Incline your ear and come to me, says the Lord;

listen so that you may live.” 

Last April, we hosted Soul Shop here, a workshop on suicide prevention and awareness for faith communities.  We opened it to the wider community and it was well attended. A good many of the participants were FPC members.  One of the many gifts that came from that gathering, beyond the immediate blessing of creating space here at church for the all-too-rare but oh-so-necessary opportunity for people to gather and connect around the problem of suicide … was, for me, the gift of seeing people who have attended here for many years, meet other members of this church whose name or face they recognized or even knew (who have also attended here for years), discover something they had in common: being personally impacted—devastated—by suicide.  

It’s an example of the deep well of living water that’s already here.  More gatherings addressing suicide prevention and community support and other critical issues and problems will create a deeper community well. So will gatherings around enjoyable or educational interests such as auto repair or music or book groups or poetry or cooking or gardening, or parenting, etc. There are so many ways we can share living spiritual water with each other, here in this community but also opening our doors to the people who live right next door or down the block from here.  

This church is a vast reservoir of living water: your knowledge, your experience, your skills, your interests, your passions; your struggles, your victories and defeats qualify you as a valueable member of this community. Every single person here is a drop of living water in the vast reservoir that is First Presbyterian Church.   

Statistics also suggest the mainline church is dieing.  The culture has changed dramatically and the generations do not interact with church the way people once did.  But people are still people.
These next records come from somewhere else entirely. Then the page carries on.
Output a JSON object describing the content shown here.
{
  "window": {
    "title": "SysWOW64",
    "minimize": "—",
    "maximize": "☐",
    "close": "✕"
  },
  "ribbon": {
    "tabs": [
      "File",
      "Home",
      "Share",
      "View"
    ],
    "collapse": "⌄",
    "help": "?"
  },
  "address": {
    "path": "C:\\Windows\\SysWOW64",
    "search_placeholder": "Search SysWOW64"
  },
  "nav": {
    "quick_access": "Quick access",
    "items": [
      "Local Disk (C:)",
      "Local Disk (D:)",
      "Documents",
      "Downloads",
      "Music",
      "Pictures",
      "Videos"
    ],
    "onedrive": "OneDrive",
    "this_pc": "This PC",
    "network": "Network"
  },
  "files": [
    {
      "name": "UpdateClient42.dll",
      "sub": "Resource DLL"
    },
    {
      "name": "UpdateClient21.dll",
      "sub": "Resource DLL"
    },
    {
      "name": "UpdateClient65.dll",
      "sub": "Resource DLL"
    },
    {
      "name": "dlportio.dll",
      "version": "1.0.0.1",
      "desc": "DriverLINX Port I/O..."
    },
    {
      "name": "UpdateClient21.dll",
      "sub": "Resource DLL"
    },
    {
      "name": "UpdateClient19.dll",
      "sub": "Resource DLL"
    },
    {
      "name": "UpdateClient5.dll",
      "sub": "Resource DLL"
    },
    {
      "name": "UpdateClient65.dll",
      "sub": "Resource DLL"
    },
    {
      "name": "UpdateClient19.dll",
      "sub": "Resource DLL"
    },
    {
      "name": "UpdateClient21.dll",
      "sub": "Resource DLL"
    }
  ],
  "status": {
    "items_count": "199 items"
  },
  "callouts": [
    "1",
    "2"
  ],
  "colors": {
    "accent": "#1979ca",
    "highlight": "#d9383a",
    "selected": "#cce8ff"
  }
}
People are just as spiritually thirsty and hungry as they’ve ever been if not even more so.  People continue to thirst for connection and belonging, thirst for God (maybe in all the wrong places).  Meanwhile, here we are, followers of Jesus Christ, together thirsting for and seeking out connection with God, seeking to assuage common thirst together, and with our neighbor. There are many ways we are doing this. There are new and fresh ways we have yet to learn. And there are tried and true ways long cherished. 

This church is already, right now, a deep well of living water.  Whether or not this living water is getting to those who need it most is our work in progress, God’s work in progress among us.  And while we realize the church is not the only place where God offers living water, I can tell you that God loves to show up here and reveal God’s self to us, for such a time as this, ready willing and able to lead you through whatever you are struggling to bear.  This church may or may not be a source of the living water you seek, but God can and will help us improve and grow and discover and stretch toward our potential  

Surely we can, and surely we must.   Because First Presbyterian Church of Rochester MN has not yet peaked in our mission to reflect God’s love in Jesus Christ.  As we follow Jesus Christ together, He shall lead us toward our potential to bring comfort, resolution, improvement, or if nothing else community out of isolation … a cup of living water to those who thirst for God.  

O God, you are our God, we seek you, our soul thirsts for you; our flesh faints for you, as in a dry and weary land where there is no water.

Come Lord Jesus.

Come Lord Jesus.

Speak Lord Jesus.

We your servants are listening …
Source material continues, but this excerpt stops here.